I changed my earlier problem. $\int_{0}^{1}\frac{1}{x^a}\frac{1}{e^{ibA\ln{x}}}dx$
$i$ is imaginary unit, $a$,$b$,$A$ is constant.
Any answer will be appreciated, thank you.
I changed my earlier problem. $\int_{0}^{1}\frac{1}{x^a}\frac{1}{e^{ibA\ln{x}}}dx$
$i$ is imaginary unit, $a$,$b$,$A$ is constant.
Any answer will be appreciated, thank you.
I still can't comment but isn't this simply equal to
$ \begin{align} \int_{0}^{1}\frac{1}{x^a}\frac{1}{e^{ibA\ln{x}}}dx &= \int_{0}^{1}\frac{1}{x^a}\frac{1}{(e^{\ln{x}})^{ibA}}dx\\ &=\int_{0}^{1}\frac{1}{x^a}\frac{1}{x^{ibA}}dx\\ &= \int_{0}^{1}\frac{1}{x^{a+ibA}}dx\\ \end{align} $ for $x>0$.

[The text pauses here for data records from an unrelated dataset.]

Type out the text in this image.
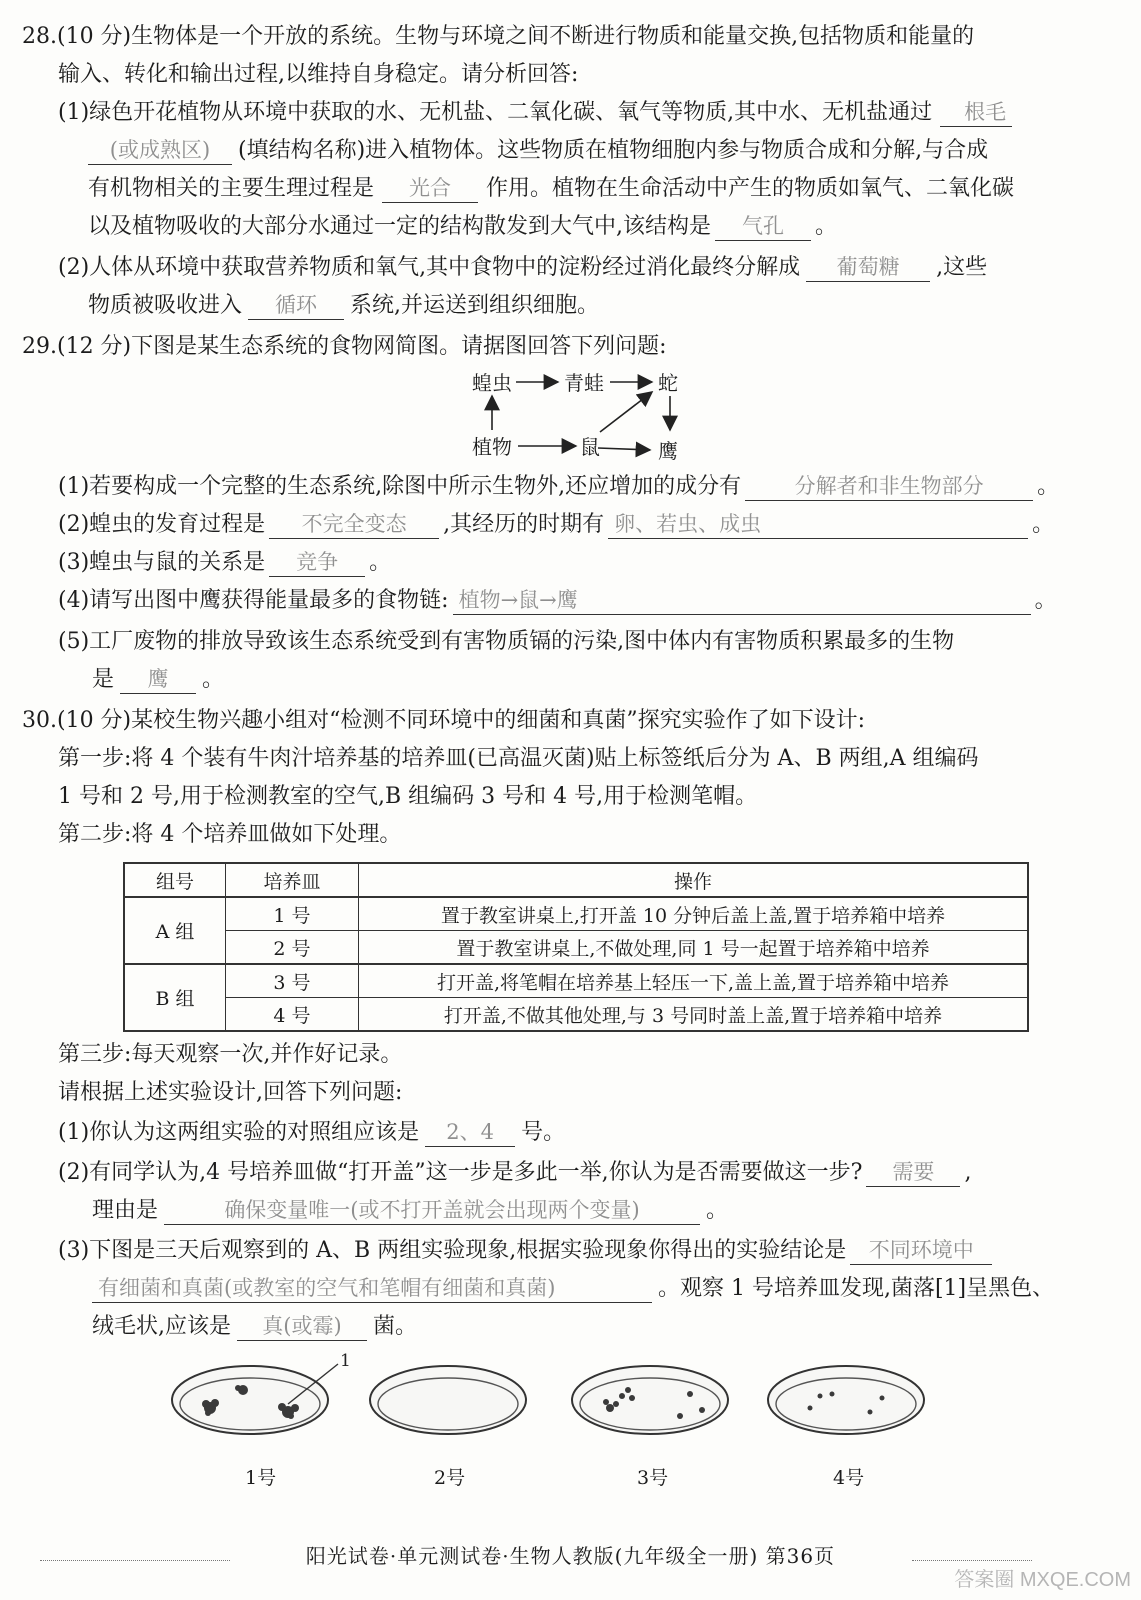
28.(10 分)生物体是一个开放的系统。生物与环境之间不断进行物质和能量交换,包括物质和能量的
输入、转化和输出过程,以维持自身稳定。请分析回答:
(1)绿色开花植物从环境中获取的水、无机盐、二氧化碳、氧气等物质,其中水、无机盐通过 根毛
(或成熟区) (填结构名称)进入植物体。这些物质在植物细胞内参与物质合成和分解,与合成
有机物相关的主要生理过程是 光合 作用。植物在生命活动中产生的物质如氧气、二氧化碳
以及植物吸收的大部分水通过一定的结构散发到大气中,该结构是 气孔 。
(2)人体从环境中获取营养物质和氧气,其中食物中的淀粉经过消化最终分解成 葡萄糖 ,这些
物质被吸收进入 循环 系统,并运送到组织细胞。
29.(12 分)下图是某生态系统的食物网简图。请据图回答下列问题:
蝗虫	青蛙	蛇
植物	鼠	鹰
(1)若要构成一个完整的生态系统,除图中所示生物外,还应增加的成分有	分解者和非生物部分 。
(2)蝗虫的发育过程是 不完全变态 ,其经历的时期有 卵、若虫、成虫	。
(3)蝗虫与鼠的关系是 竞争 。
(4)请写出图中鹰获得能量最多的食物链: 植物→鼠→鹰	。
(5)工厂废物的排放导致该生态系统受到有害物质镉的污染,图中体内有害物质积累最多的生物
是 鹰 。
30.(10 分)某校生物兴趣小组对“检测不同环境中的细菌和真菌”探究实验作了如下设计:
第一步:将 4 个装有牛肉汁培养基的培养皿(已高温灭菌)贴上标签纸后分为 A、B 两组,A 组编码
1 号和 2 号,用于检测教室的空气,B 组编码 3 号和 4 号,用于检测笔帽。
第二步:将 4 个培养皿做如下处理。
组号	培养皿	操作
A 组	1 号	置于教室讲桌上,打开盖 10 分钟后盖上盖,置于培养箱中培养
	2 号	置于教室讲桌上,不做处理,同 1 号一起置于培养箱中培养
B 组	3 号	打开盖,将笔帽在培养基上轻压一下,盖上盖,置于培养箱中培养
	4 号	打开盖,不做其他处理,与 3 号同时盖上盖,置于培养箱中培养
第三步:每天观察一次,并作好记录。
请根据上述实验设计,回答下列问题:
(1)你认为这两组实验的对照组应该是 2、4 号。
(2)有同学认为,4 号培养皿做“打开盖”这一步是多此一举,你认为是否需要做这一步? 需要 ,
理由是	确保变量唯一(或不打开盖就会出现两个变量)	。
(3)下图是三天后观察到的 A、B 两组实验现象,根据实验现象你得出的实验结论是 不同环境中
有细菌和真菌(或教室的空气和笔帽有细菌和真菌)	。观察 1 号培养皿发现,菌落[1]呈黑色、
绒毛状,应该是 真(或霉) 菌。
1
1号	2号	3号	4号
阳光试卷·单元测试卷·生物人教版(九年级全一册) 第36页
答案圈 MXQE.COM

This integral is just $\int_0^1 x^{-(a+ibA)} \, dx$. Since you can re-write $ e^{ibA \ln(x)} = (e^{\ln(x)})^{ibA} = x^{ibA}, $ you get the above integral and the result follows quite easily since we know antiderivatives for powers of $x$.
Hope that helps,